Louie starts developing a rash, with his doctor suggesting he should visit his father to cure it. He arrives at Boston, where he vomits on top of a car. He also gets into an argument with a bystander, during which his nose bleeds. The bystander provides him with a towel and advices him to visit his dad. As he is about to knock on his door, Louie panics and flees in a Can-Am Spyder. He reaches the harbor and leaves Boston on a go-fast boat. Alone at the sea, he laughs at the situation.

==Production==
===Development===
In July 2012, FX confirmed that the eighth episode of the season would be titled "Dad", and that it would be written and directed by series creator and lead actor Louis C.K.. This was C.K.'s 34th writing and directing credit.

==Reception==
===Viewers===
In its original American broadcast, "Dad" was seen by an estimated 0.84 million household viewers with a 0.4 in the 18-49 demographics. This means that 0.4 percent of all households with televisions watched the episode. This was a 20% increase in viewership from the previous episode, which was watched by 0.70 million viewers with a 0.4 in the 18-49 demographics.

===Critical reviews===
"Dad" received critical acclaim. Eric Goldman of IGN gave the episode a perfect "masterpiece" 10 out of 10 and wrote, "This instantly became one of my favorite Louie episodes. While it went from scenario to scenario, with the exception of the scene in the Best Buy proxy (which was a very funny, relatable scene in and of itself - with some wish fulfillment both from the customer and clerk), it all told one story – about Louie's major daddy issues. But each sequence also had its own energy and humor."

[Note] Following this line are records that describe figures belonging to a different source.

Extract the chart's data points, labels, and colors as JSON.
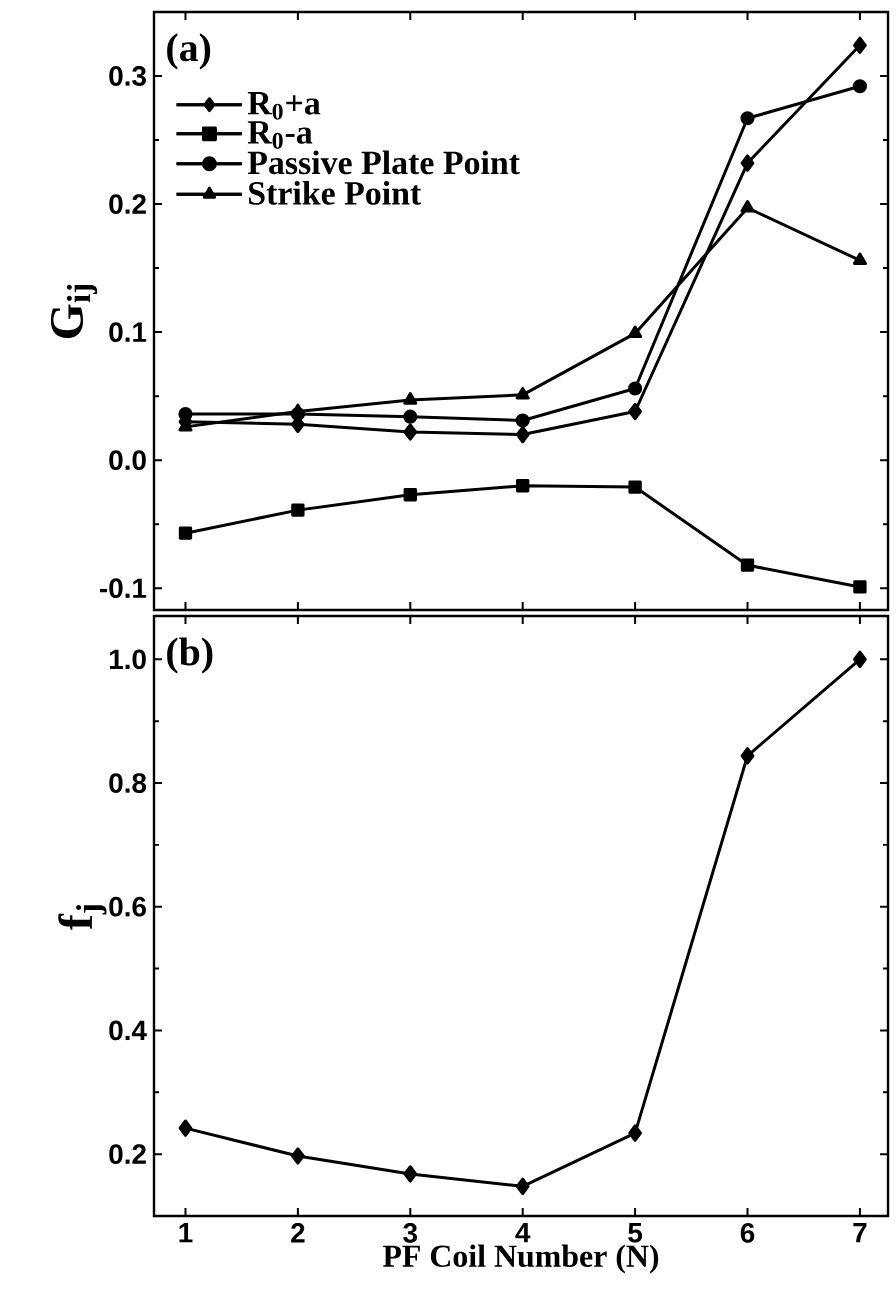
{
  "chart_data": [
    {
      "type": "line",
      "x": [
        1,
        2,
        3,
        4,
        5,
        6,
        7
      ],
      "xlim": [
        0.72,
        7.25
      ],
      "xticks": [
        1,
        2,
        3,
        4,
        5,
        6,
        7
      ],
      "ylim": [
        -0.117,
        0.35
      ],
      "yticks": [
        -0.1,
        {
          "value": 0,
          "label": "0.0"
        },
        0.1,
        0.2,
        0.3
      ],
      "tick_labels": "y",
      "ylabel": "G$_{ij}$",
      "legend": "top left",
      "annotations": [
        "(a)"
      ],
      "series": [
        {
          "name": "R$_{0}$+a",
          "color": "#000000",
          "marker": "diamond",
          "values": [
            0.03,
            0.028,
            0.022,
            0.02,
            0.038,
            0.232,
            0.324
          ]
        },
        {
          "name": "R$_{0}$-a",
          "color": "#000000",
          "marker": "square",
          "values": [
            -0.057,
            -0.039,
            -0.027,
            -0.02,
            -0.021,
            -0.082,
            -0.099
          ]
        },
        {
          "name": "Passive Plate Point",
          "color": "#000000",
          "marker": "circle",
          "values": [
            0.036,
            0.036,
            0.034,
            0.031,
            0.056,
            0.267,
            0.292
          ]
        },
        {
          "name": "Strike Point",
          "color": "#000000",
          "marker": "triangle",
          "values": [
            0.026,
            0.038,
            0.047,
            0.051,
            0.099,
            0.197,
            0.156
          ]
        }
      ]
    },
    {
      "type": "line",
      "x": [
        1,
        2,
        3,
        4,
        5,
        6,
        7
      ],
      "xlim": [
        0.72,
        7.25
      ],
      "xticks": [
        1,
        2,
        3,
        4,
        5,
        6,
        7
      ],
      "ylim": [
        0.1,
        1.07
      ],
      "yticks": [
        0.2,
        0.4,
        0.6,
        0.8,
        {
          "value": 1,
          "label": "1.0"
        }
      ],
      "xlabel": "PF Coil Number (N)",
      "ylabel": "f$_{j}$",
      "annotations": [
        "(b)"
      ],
      "marker": "diamond",
      "color": "#000000",
      "values": [
        0.242,
        0.197,
        0.168,
        0.148,
        0.234,
        0.844,
        1.0
      ]
    }
  ]
}
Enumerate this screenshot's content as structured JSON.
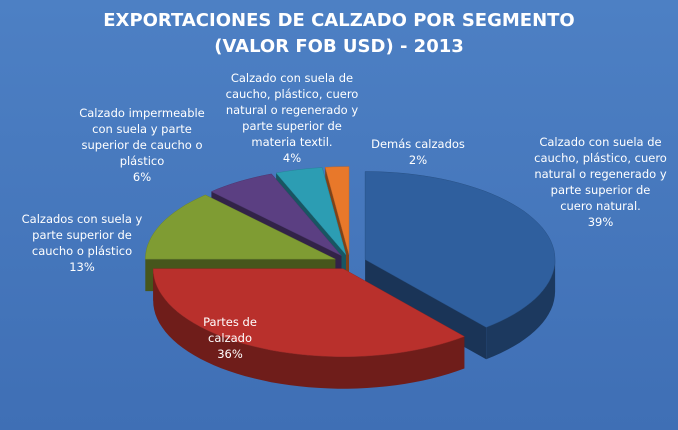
{
  "chart_data": {
    "type": "pie",
    "title": "EXPORTACIONES DE CALZADO POR SEGMENTO",
    "subtitle": "(VALOR FOB USD) - 2013",
    "categories": [
      "Calzado con suela de caucho, plástico, cuero natural o regenerado y parte superior de cuero natural.",
      "Partes de calzado",
      "Calzados con suela y parte superior de caucho o plástico",
      "Calzado impermeable con suela y parte superior de caucho o plástico",
      "Calzado con suela de caucho, plástico, cuero natural o regenerado y parte superior de materia textil.",
      "Demás calzados"
    ],
    "values": [
      39,
      36,
      13,
      6,
      4,
      2
    ],
    "value_labels": [
      "39%",
      "36%",
      "13%",
      "6%",
      "4%",
      "2%"
    ],
    "colors": [
      "#2f5f9e",
      "#b9302c",
      "#7f9c33",
      "#5b3f82",
      "#2c9db3",
      "#e8782a"
    ]
  }
}
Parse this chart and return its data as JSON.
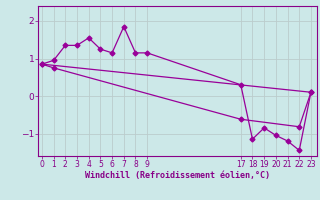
{
  "background_color": "#cce8e8",
  "line_color": "#990099",
  "grid_color": "#bbcccc",
  "xlabel": "Windchill (Refroidissement éolien,°C)",
  "tick_color": "#880088",
  "yticks": [
    -1,
    0,
    1,
    2
  ],
  "xticks": [
    0,
    1,
    2,
    3,
    4,
    5,
    6,
    7,
    8,
    9,
    17,
    18,
    19,
    20,
    21,
    22,
    23
  ],
  "xlim": [
    -0.3,
    23.5
  ],
  "ylim": [
    -1.6,
    2.4
  ],
  "line1_x": [
    0,
    1,
    2,
    3,
    4,
    5,
    6,
    7,
    8,
    9,
    17,
    18,
    19,
    20,
    21,
    22,
    23
  ],
  "line1_y": [
    0.85,
    0.95,
    1.35,
    1.35,
    1.55,
    1.25,
    1.15,
    1.85,
    1.15,
    1.15,
    0.3,
    -1.15,
    -0.85,
    -1.05,
    -1.2,
    -1.45,
    0.1
  ],
  "line2_x": [
    0,
    1,
    17,
    22,
    23
  ],
  "line2_y": [
    0.85,
    0.75,
    -0.62,
    -0.82,
    0.1
  ],
  "line3_x": [
    0,
    23
  ],
  "line3_y": [
    0.85,
    0.1
  ],
  "figsize": [
    3.2,
    2.0
  ],
  "dpi": 100
}
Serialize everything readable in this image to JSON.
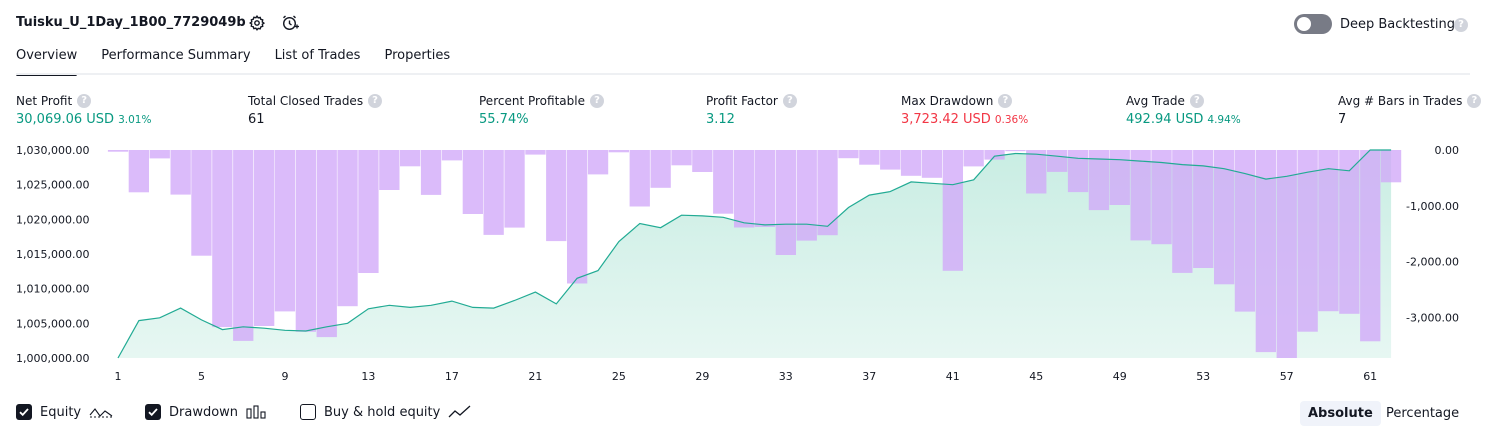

Nathan Rabin of The A.V. Club gave the episode a "B+" grade and wrote, "Rather than gently take us by the hand and explain everything, it tosses us into the deep end, then hopes we know how to swim. Where the conventional sitcom encourages passive viewing Louie requires active engagement. That's especially true of 'Dad', an alternately exhilarating and maddening exercise in obfuscation and ambiguity."

Alan Sepinwall of HitFix wrote, "I think this is the most I've laughed all season, and it's more than I laughed through much of last season, as well. Just a collection of great little comic vignettes. Yet as much as I liked each piece, they didn't quite fit together as I watched them, and the fantasy ending of Louie racing through Boston and then out onto the Atlantic to get away from his father felt abrupt."

Zach Dionne of Vulture wrote, "Flashes of the ridiculous have abounded in Louies two-point-six seasons. The moments have accumulated so precipitously that, while writing and talking about Louie, I know to keep a hat nearby stocked with mostly interchangeable words like wacky, absurd, bananas, and yes, the anchor, silly. One or two can usually get me through an episode. But with so many instances crammed into the single installment that was 'Dad,' it feels worthwhile to step back and wonder whether this was Louie at peak ludicrousness. I was wrong to see the title and expect a story mirroring something as heavy and filmic as season one's similarly bluntly titled 'God.' So, so wrong." Neal Lynch of TV Fanatic gave the episode a 3 star out of 5 rating and wrote, "What's it all supposed to mean? We're weren't given the standard To Be Continued like with were in 'Daddy’s Girlfriend Part 1' or with any other cliffhanger that doesn't neatly tie loose ends. But that's Louie and that's life. The show is a situational comedy, the antithesis of 'sitcom.' And I don't think anyone will get sick of that anytime soon."